The master equation and the convergence problem in mean field games

TL;DR

This paper establishes the well-posedness of the master equation in mean field games and proves the convergence of the Nash system of coupled Hamilton-Jacobi equations to this limit, including a propagation of chaos result.

Contribution

It introduces a rigorous framework for the master equation in mean field games and proves convergence and well-posedness results that were previously unestablished.

Findings

Well-posedness of the master equation established

Convergence of Nash system solutions proven

Propagation of chaos for optimal trajectories demonstrated

Abstract

The paper studies the convergence, as $N$ tends to infinity, of a system of $N$ coupled Hamilton-Jacobi equations, the Nash system.
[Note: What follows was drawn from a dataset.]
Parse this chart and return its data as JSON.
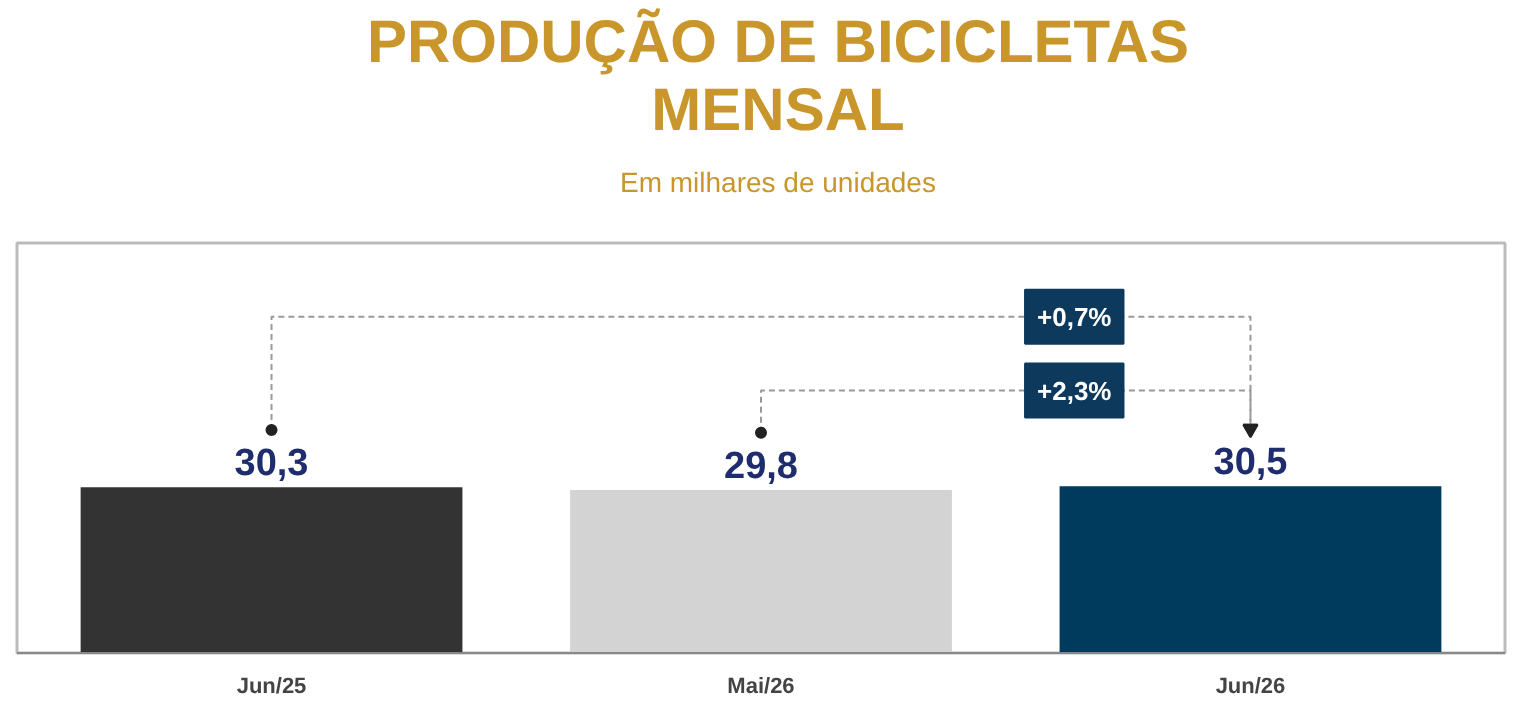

This system arises in differential game theory. We describe the limit problem in terms of the so-called "master equation", a kind of second order partial differential equation stated on the space of probability measures. Our first main result is the well-posedness of the master equation. To do so, we first show the existence and uniqueness of a solution to the "mean field game system with common noise", which consists in a coupled system made of a backward stochastic Hamilton-Jacobi equation and a forward stochastic Kolmogorov equation and which plays the role of characteristics for the master equation. Our second main result is the convergence, in average, of the solution of the Nash system and a propagation of chaos property for the associated "optimal trajectories".